Good afternoon: Today's PM — edited by Zachary Basu — is 692 words, a 4 minute read.
🏖️ Situational awareness: The House and Senate are both officially in recess, and there isn't another Democratic debate until September. Welcome to the summer doldrums.
1 big thing: The impeachment slow-drip
The number of House Democrats who have publicly expressed support for an impeachment inquiry has quietly crept up to 116 — an average of one a day for the month of July that brings the caucus two short of a majority, just in time for August recess.
- Why it matters: The slow-drip of lawmakers joining the impeachment fray, boosted in waves by the Mueller hearings and President Trump's racist outbursts, disguises the reality that momentum has tilted squarely in favor of a formal inquiry.
Driving the news: Florida Rep. Ted Deutch wrote in the Sun Sentinel this morning that "the question is no longer whether the House should vote to proceed with a formal impeachment inquiry.

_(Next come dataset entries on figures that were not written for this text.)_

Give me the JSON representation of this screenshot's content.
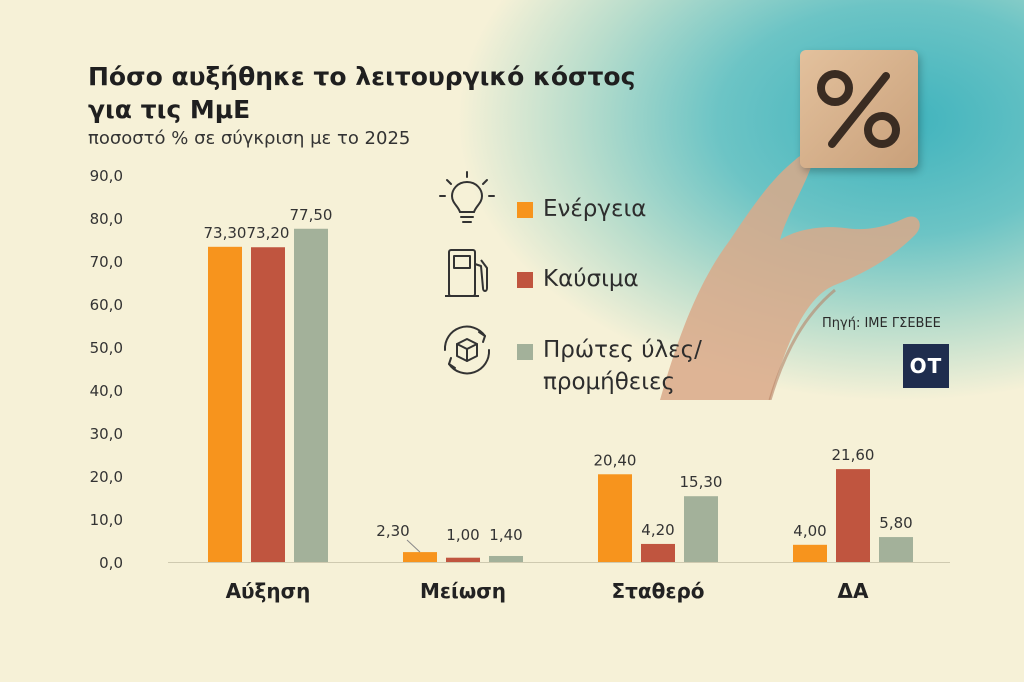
{
  "title": "Πόσο αυξήθηκε το λειτουργικό κόστος για τις ΜμΕ",
  "subtitle": "ποσοστό % σε σύγκριση με το 2025",
  "source": "Πηγή: ΙΜΕ ΓΣΕΒΕΕ",
  "logo_text": "OT",
  "colors": {
    "energy": "#f7941d",
    "fuel": "#c0553f",
    "materials": "#a3b19a"
  },
  "legend": [
    {
      "label": "Ενέργεια",
      "icon": "lightbulb-icon",
      "color": "#f7941d"
    },
    {
      "label": "Καύσιμα",
      "icon": "fuel-pump-icon",
      "color": "#c0553f"
    },
    {
      "label": "Πρώτες ύλες/\nπρομήθειες",
      "icon": "box-cycle-icon",
      "color": "#a3b19a"
    }
  ],
  "chart_data": {
    "type": "bar",
    "categories": [
      "Αύξηση",
      "Μείωση",
      "Σταθερό",
      "ΔΑ"
    ],
    "series": [
      {
        "name": "Ενέργεια",
        "values": [
          73.3,
          2.3,
          20.4,
          4.0
        ],
        "labels": [
          "73,30",
          "2,30",
          "20,40",
          "4,00"
        ]
      },
      {
        "name": "Καύσιμα",
        "values": [
          73.2,
          1.0,
          4.2,
          21.6
        ],
        "labels": [
          "73,20",
          "1,00",
          "4,20",
          "21,60"
        ]
      },
      {
        "name": "Πρώτες ύλες/ προμήθειες",
        "values": [
          77.5,
          1.4,
          15.3,
          5.8
        ],
        "labels": [
          "77,50",
          "1,40",
          "15,30",
          "5,80"
        ]
      }
    ],
    "yticks": [
      "0,0",
      "10,0",
      "20,0",
      "30,0",
      "40,0",
      "50,0",
      "60,0",
      "70,0",
      "80,0",
      "90,0"
    ],
    "ylim": [
      0,
      90
    ],
    "grid": false,
    "legend_position": "top-center"
  }
}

The inquiry has already begun."
- Deutch is referencing a recent court filing in which the House Judiciary Committee wrote that it had already begun "investigating whether to recommend articles of impeachment."
The big picture: Deutch, the chairman of the House Ethics Committee and a member of House Judiciary, is not the only influential Democrat to come out in favor of an impeachment inquiry this week.
- Foreign Affairs Chair Eliot Engel (N.Y.), who heads one of six committees that Speaker Nancy Pelosi has tasked with investigating the Trump administration, bucked leadership in calling for an inquiry on Wednesday. Appropriations Chair Nita Lowey (N.Y.) joined him later that afternoon.
- Also this week: Freshman Reps. Jennifer Wexton (Va.), Mike Levin (Calif.) and Jason Crow (Colo.), each of whom flipped Republican-held districts in the midterms.
Between the lines: Many have viewed Pelosi's reluctance to launch impeachment proceedings as a means of protecting the swing-district Democrats who were key to winning back the House majority in November. But if those very lawmakers are taking it upon themselves to call for impeachment, Pelosi may soon find her stance obsolete.
What to watch: The fall is widely seen as Democrats' last chance to move forward with a formal inquiry before election season begins in earnest. As members return home, four national progressive groups tell BuzzFeed News they're launching a campaign to pressure wary Democrats on their impeachment stances through town halls and local events.
- Keep an eye on Assistant Speaker Ben Ray Luján (N.M.) and civil rights icon Rep. John Lewis (Ga.), says Politico's Kyle Cheney.
- "Luján’s support for impeachment proceedings could help unlock the backing of a slew of freshman Democrats who Luján helped get elected in 2016, when he ran Democrats’ campaign arm ... And Lewis’ support would carry significant sway with members of the Congressional Black Caucus who have remained on the fence so far."
Bonus: Pic du jour
Former NSA contractor Edward Snowden, who leaked a bombshell series of classified documents in 2013, will release his memoir worldwide on Sept. 17.
2. What you missed
- Trump announced that 10% tariffs on the remaining $300 billion of U.S. imports from China will begin Sept. 1. Go deeper.
- The Senate voted 67-28 to pass a $2.7 trillion budget deal that suspends the debt ceiling through 2021, sending it to Trump's desk for a signature. Details.
- 10.7 million people watched last night's Democratic debate. By the numbers.
- CNN: The Justice Department's inspector general referred former FBI Director James Comey for criminal prosecution for his handling of classified memos, but DOJ declined to prosecute. Go deeper.
3. 1 oat thing
The great oat milk shortage of 2018 was a disaster for U.S. caffeine addicts who like the taste of cow's milk, but could do without the "animal welfare and environmental concerns," Bloomberg reports.
- But for Swedish-based Oatly, "the brand sought out by hipsters and coffee snobs from coast to coast," it signaled a golden opportunity to expand production in the U.S.
A new Utah plant opening in 2020 will have three times the capacity as Oatly's $15 million New Jersey facility. "Will that be enough to meet demand?" asks CEO Toni Petersson. "No."
- "Oatly’s sales were about $110 million in 2018, up from $68 million a year earlier. [Petersson] expects double that, about $230 million, for 2019."
The big picture: Oatly's popularity "echoes other plant-based products' move into the mainstream ... Spikes in demand [have] forced these companies to quickly figure out how to mass-manufacture complex products made with ingredients that often aren't widely available."